There seem to be two contradictory points being made:
1) Some transports/user-agents which claim to be 8bit cannot in fact
deal with octet values in the 1-255 range.
This would appear to be an argument that 8bit should be more
restricted than 1-255. If this argument is being made, I would like
to see examples of such transports/user-agents.
That's what Keith tried to make. Isn't he in your camp?
2) Transports/user-agents that cannot pass NUL are "broken".
This would appear to be an argument that 8bit should be 0-255 and/or
that 7bit should be 0-127. Given the large body of mail software
(both transport and user-agent) that currently cannot deal with NUL
and given the widespread use of NUL-terminated strings in such
software, the cost of taking such an approach would be enormous.
Do you think these transport, in the future, should support true
binary?
Or, do you think we should avoid using NULL even with binary just
because there are widespread use of NUL-terminated strings?
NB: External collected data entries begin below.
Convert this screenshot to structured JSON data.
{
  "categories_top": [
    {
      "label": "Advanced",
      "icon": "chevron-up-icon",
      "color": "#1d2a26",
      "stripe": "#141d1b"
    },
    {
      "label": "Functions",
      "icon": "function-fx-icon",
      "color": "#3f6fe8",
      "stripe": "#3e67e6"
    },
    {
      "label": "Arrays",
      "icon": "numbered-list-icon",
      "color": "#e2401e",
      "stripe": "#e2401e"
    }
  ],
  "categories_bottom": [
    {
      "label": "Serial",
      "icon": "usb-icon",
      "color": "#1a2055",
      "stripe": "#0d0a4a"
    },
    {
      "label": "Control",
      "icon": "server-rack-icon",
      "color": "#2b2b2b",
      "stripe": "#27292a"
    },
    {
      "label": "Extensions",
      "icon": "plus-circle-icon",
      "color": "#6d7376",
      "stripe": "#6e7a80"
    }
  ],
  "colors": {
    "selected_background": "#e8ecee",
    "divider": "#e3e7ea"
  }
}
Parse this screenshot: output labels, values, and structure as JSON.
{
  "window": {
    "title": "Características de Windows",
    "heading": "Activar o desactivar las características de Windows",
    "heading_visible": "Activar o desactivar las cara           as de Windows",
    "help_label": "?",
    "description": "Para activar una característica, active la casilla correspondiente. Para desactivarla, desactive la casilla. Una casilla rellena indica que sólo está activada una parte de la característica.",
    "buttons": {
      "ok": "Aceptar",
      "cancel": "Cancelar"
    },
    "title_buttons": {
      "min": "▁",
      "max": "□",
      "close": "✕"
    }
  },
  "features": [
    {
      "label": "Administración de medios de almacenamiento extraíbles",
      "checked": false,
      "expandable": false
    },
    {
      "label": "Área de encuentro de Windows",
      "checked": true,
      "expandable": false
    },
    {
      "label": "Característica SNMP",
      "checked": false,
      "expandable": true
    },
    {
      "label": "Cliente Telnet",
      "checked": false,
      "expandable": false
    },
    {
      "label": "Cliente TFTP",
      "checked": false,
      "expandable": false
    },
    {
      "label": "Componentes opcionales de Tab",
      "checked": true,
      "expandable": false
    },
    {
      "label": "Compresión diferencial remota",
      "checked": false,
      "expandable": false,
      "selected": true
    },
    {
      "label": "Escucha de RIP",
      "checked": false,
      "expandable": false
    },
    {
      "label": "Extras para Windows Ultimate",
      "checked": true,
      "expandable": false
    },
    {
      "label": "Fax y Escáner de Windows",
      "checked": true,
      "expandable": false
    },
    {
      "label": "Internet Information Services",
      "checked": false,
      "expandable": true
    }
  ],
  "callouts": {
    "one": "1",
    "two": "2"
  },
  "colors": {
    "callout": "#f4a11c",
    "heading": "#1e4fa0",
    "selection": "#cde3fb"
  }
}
I would like to see more concrete arguments of the advantages of
allowing NUL, to offset these costs.
If you drop NULL this time, we will see the argument of "the widespread
use of NUL-terminated strings" again for binary.
If 0-255 binary SHOULD be supported, 0-255 requirement for 8bit means
no extra cost.
Masataka Ohta
PS
It's OK to document that there may be broken implementations, which
is totally different from writing a broken specification.